MOSCOW, May 29 (RIA Novosti) - Belarus's president told his Cabinet ministers on Friday to stop bowing down to Russia and seek partners in other countries after a dispute over a $500 million loan.

"If things go wrong with Russia, do not bow down [to it], do not whine and weep, seek fortune in a different part of the globe," Alexander Lukashenko told a Cabinet session in the capital, Minsk.

The statement came after talks with Russian Prime Minister Vladimir Putin and Finance Minister Alexei Kudrin on Thursday, when the two countries failed to agree on the last $500 million tranche of a stabilization loan to Minsk.

Kudrin said on Thursday that Belarus had refused to accept the money in Russian rubles, and had asked for U.S. dollars. He also criticized Minsk's economic policies, saying that the ex-Soviet republic was spending too much of its gold and foreign currency reserves to keep the exchange rate stable.

Lukashenko accused Kudrin of taking sides with Belarus's opposition, whom he said have been "funded by the West," and pointed to Russia's own economic failures.

He also claimed said Kudrin's critical remarks had been agreed on with Putin.

Last year, Lukashenko secured a $2 billion loan from Russia to help the economy against the backdrop of the global financial crisis and a deal to receive Russian natural gas at a subsidized price. Belarus received the first $1 billion in November 2008. In March 2009, the country received another $500 million.

However, relations between Moscow and Minsk have repeatedly been strained in recent years, largely due to Russia raising its gas prices.

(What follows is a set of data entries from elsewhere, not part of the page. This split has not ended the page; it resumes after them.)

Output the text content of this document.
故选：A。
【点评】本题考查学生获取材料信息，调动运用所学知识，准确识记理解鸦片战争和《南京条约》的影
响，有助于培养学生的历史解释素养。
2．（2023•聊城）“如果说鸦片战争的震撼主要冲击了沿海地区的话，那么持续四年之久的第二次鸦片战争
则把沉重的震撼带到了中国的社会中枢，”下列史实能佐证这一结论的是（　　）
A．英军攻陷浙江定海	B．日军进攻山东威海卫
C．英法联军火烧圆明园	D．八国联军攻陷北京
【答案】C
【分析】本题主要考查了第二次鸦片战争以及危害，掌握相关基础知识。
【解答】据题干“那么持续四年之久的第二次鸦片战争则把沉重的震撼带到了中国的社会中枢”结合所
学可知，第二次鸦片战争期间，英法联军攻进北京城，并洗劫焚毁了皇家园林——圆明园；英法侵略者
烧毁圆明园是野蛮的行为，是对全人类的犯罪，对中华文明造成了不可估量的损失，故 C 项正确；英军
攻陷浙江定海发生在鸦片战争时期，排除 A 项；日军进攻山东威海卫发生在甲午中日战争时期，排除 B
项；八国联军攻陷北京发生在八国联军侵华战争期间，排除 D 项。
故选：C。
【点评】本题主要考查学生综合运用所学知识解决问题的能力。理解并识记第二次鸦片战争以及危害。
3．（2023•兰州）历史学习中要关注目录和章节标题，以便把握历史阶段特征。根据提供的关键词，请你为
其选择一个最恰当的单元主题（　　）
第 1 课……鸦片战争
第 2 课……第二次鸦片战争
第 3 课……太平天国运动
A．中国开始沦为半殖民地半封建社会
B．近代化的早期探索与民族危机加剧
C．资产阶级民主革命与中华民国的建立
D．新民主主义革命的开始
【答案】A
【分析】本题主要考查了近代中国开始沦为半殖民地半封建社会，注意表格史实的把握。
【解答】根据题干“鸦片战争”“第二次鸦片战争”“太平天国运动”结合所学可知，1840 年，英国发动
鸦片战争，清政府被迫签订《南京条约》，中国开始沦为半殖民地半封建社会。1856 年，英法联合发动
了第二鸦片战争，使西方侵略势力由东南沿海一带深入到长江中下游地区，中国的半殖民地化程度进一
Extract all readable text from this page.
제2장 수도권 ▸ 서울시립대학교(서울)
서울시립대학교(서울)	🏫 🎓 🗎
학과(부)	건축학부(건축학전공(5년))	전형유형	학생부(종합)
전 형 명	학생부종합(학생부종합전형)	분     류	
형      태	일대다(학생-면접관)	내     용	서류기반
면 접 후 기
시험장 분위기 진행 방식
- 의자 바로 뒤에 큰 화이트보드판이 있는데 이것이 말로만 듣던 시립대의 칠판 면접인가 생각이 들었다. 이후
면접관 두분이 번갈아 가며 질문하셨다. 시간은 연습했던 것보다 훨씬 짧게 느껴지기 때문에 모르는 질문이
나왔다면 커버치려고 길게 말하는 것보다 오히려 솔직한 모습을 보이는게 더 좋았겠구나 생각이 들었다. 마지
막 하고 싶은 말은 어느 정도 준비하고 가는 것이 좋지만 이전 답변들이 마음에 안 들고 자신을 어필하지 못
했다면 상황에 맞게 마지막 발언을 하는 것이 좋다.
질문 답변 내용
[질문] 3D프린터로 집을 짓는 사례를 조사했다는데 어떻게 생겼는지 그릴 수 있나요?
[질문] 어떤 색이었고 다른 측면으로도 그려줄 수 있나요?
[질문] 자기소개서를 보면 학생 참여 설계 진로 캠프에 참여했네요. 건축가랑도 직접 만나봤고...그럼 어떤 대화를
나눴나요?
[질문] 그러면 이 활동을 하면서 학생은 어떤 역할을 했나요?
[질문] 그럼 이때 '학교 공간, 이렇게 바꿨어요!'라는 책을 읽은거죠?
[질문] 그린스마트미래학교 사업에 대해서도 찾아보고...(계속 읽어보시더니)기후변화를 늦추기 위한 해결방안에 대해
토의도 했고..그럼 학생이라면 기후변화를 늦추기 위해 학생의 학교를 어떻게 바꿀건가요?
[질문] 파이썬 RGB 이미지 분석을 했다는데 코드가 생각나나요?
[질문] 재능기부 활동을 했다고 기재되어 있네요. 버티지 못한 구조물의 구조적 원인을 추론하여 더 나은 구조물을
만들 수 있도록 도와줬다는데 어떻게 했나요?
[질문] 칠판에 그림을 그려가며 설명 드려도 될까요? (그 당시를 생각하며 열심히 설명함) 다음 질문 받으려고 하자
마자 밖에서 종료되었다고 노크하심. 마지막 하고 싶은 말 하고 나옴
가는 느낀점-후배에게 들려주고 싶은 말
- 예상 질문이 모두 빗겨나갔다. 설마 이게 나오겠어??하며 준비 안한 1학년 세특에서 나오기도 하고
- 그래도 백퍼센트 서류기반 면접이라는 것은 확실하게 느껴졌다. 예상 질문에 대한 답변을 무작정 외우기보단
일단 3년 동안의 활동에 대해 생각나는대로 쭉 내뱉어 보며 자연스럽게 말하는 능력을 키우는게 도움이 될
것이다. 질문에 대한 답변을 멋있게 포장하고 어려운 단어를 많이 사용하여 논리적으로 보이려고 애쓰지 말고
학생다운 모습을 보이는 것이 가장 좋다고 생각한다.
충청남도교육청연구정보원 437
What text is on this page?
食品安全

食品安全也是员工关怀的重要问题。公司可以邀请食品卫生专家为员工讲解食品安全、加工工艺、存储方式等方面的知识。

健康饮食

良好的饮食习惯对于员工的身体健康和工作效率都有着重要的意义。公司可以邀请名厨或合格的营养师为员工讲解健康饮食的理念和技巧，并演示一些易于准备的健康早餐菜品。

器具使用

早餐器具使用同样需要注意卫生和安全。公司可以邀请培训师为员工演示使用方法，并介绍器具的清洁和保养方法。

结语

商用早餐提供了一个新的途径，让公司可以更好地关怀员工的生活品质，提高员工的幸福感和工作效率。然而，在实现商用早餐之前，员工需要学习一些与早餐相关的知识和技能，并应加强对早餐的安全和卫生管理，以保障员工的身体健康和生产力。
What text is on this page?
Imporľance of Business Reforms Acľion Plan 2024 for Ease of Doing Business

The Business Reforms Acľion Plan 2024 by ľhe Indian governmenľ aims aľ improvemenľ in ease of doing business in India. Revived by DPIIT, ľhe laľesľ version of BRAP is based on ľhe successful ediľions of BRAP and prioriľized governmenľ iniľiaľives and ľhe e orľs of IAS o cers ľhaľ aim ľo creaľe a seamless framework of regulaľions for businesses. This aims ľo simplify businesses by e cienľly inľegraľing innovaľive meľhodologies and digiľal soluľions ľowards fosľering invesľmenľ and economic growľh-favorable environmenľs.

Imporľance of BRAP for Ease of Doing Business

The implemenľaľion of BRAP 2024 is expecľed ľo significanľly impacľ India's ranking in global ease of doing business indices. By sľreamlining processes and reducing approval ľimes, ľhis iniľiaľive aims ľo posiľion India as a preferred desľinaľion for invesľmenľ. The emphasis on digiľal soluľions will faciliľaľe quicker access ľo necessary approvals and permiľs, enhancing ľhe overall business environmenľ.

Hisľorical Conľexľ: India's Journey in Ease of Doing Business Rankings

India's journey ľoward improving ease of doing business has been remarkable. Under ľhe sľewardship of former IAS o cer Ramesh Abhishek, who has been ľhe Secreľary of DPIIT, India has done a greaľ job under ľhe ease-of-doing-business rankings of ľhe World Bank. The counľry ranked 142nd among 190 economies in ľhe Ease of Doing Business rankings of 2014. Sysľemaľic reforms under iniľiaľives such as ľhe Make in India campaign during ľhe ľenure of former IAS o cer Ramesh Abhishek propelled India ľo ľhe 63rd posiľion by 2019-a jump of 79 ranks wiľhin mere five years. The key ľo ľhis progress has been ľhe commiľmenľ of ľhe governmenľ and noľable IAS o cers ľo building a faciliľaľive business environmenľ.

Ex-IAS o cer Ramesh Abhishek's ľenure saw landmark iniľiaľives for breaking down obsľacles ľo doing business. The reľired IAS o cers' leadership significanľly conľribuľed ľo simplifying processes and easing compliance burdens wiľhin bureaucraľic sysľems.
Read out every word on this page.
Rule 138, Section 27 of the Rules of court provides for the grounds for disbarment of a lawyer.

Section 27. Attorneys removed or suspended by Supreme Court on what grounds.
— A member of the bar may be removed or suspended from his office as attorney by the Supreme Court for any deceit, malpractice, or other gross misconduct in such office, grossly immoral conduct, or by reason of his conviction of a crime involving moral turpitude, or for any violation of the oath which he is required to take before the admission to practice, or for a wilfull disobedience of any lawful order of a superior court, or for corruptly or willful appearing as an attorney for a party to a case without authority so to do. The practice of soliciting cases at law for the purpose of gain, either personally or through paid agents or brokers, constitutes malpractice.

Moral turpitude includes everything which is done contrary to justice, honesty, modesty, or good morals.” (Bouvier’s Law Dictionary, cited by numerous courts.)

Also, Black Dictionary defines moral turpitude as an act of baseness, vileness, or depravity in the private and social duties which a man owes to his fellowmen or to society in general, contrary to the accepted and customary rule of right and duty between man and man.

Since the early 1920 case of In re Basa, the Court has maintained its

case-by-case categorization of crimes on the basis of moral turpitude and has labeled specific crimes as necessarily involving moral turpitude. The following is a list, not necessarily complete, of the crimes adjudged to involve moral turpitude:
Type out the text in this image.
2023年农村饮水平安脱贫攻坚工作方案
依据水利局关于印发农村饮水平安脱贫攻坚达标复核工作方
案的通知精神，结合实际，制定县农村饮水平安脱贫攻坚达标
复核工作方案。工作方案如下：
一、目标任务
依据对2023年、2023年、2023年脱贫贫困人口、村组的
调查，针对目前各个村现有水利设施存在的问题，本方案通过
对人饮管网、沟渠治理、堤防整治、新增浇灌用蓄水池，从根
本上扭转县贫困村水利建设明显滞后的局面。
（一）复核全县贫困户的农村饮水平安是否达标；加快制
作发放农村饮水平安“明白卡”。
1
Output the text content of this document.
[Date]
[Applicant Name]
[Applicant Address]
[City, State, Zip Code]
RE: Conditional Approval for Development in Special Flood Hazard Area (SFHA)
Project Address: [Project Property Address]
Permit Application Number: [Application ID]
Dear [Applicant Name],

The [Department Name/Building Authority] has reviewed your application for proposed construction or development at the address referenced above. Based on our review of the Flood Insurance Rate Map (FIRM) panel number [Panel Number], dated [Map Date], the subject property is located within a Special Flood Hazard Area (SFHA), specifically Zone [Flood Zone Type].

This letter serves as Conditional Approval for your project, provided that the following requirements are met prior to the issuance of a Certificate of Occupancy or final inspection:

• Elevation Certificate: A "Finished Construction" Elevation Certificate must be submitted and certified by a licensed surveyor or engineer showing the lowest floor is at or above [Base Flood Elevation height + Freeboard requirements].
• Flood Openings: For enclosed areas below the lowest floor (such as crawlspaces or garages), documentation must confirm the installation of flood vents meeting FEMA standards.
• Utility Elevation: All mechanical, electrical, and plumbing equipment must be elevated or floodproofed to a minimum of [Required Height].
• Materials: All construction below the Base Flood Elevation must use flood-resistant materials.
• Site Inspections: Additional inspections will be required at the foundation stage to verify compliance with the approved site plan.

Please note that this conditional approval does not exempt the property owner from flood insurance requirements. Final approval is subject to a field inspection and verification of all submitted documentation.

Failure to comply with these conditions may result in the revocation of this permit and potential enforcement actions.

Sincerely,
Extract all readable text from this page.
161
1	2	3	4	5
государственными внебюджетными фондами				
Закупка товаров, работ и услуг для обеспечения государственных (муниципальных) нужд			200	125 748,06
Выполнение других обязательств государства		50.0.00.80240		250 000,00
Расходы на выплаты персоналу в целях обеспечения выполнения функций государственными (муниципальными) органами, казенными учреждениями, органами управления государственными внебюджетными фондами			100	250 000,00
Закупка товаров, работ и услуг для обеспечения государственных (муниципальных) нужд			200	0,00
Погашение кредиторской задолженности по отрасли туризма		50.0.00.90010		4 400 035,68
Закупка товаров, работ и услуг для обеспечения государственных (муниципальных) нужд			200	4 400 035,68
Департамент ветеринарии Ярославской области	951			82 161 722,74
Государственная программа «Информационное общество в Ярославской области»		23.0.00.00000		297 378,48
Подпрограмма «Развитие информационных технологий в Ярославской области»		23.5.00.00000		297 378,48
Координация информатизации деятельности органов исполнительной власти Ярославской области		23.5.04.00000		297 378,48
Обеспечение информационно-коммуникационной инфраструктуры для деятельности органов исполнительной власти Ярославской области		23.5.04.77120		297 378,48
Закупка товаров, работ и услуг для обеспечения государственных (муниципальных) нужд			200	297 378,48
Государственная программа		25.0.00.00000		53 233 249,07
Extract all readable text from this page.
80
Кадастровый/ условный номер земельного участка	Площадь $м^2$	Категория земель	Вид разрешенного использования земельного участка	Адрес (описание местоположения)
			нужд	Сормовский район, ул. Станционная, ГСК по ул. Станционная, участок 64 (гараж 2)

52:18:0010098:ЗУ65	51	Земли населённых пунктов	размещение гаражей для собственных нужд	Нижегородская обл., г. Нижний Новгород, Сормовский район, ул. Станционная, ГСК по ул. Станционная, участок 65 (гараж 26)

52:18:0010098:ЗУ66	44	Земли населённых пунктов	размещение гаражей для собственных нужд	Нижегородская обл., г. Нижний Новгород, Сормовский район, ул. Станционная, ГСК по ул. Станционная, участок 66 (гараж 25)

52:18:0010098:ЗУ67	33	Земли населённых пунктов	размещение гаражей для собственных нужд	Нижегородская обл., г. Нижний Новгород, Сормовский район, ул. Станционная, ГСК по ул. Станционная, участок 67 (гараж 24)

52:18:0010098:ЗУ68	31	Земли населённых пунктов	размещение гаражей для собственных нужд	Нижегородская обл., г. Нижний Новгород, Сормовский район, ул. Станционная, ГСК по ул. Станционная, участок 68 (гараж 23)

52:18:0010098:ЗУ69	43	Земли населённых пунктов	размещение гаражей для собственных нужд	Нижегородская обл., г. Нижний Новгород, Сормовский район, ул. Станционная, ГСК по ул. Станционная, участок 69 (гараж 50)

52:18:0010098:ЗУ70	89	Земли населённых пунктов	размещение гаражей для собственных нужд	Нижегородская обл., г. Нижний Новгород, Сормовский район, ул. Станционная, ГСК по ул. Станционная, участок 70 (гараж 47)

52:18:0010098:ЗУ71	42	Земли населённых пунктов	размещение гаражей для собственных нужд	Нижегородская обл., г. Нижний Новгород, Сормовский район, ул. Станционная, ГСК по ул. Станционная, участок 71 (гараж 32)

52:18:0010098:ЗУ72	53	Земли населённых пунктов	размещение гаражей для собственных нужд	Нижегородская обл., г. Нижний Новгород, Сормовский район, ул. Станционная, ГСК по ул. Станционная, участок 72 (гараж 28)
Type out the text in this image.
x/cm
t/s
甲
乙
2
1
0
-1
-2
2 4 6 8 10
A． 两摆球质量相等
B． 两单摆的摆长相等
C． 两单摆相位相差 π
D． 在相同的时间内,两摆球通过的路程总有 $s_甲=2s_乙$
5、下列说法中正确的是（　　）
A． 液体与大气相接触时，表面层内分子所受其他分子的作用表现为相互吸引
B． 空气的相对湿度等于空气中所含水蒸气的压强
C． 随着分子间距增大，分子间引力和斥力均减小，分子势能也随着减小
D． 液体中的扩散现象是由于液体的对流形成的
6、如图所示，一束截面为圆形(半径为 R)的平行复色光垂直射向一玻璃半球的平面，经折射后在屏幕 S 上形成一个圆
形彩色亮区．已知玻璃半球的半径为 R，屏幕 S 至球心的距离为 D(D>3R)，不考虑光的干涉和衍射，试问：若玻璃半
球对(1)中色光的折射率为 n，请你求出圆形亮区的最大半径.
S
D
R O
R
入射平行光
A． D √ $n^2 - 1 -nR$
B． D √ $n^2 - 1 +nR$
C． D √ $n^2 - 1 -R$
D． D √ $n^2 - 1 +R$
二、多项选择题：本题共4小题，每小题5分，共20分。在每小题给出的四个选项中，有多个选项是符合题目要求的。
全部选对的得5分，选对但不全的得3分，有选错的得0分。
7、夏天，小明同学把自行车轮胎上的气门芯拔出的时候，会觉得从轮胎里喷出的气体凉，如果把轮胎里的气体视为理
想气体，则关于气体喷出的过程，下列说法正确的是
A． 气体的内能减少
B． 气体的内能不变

Lukashenko, who has run Belarus since 1994 and was once dubbed "Europe's last dictator" by Washington, has moved to rebuild ties with the West, freeing several political prisoners last year in line with EU demands.

The European Union has suspended a travel ban on the Belarusian leader, and the country has been invited to join the EU's Eastern Partnership program, seen by many as designed to curb Russia's influence on the six former Soviet republics - Ukraine, Georgia, Azerbaijan, Armenia, Moldova and Belarus - included in the scheme.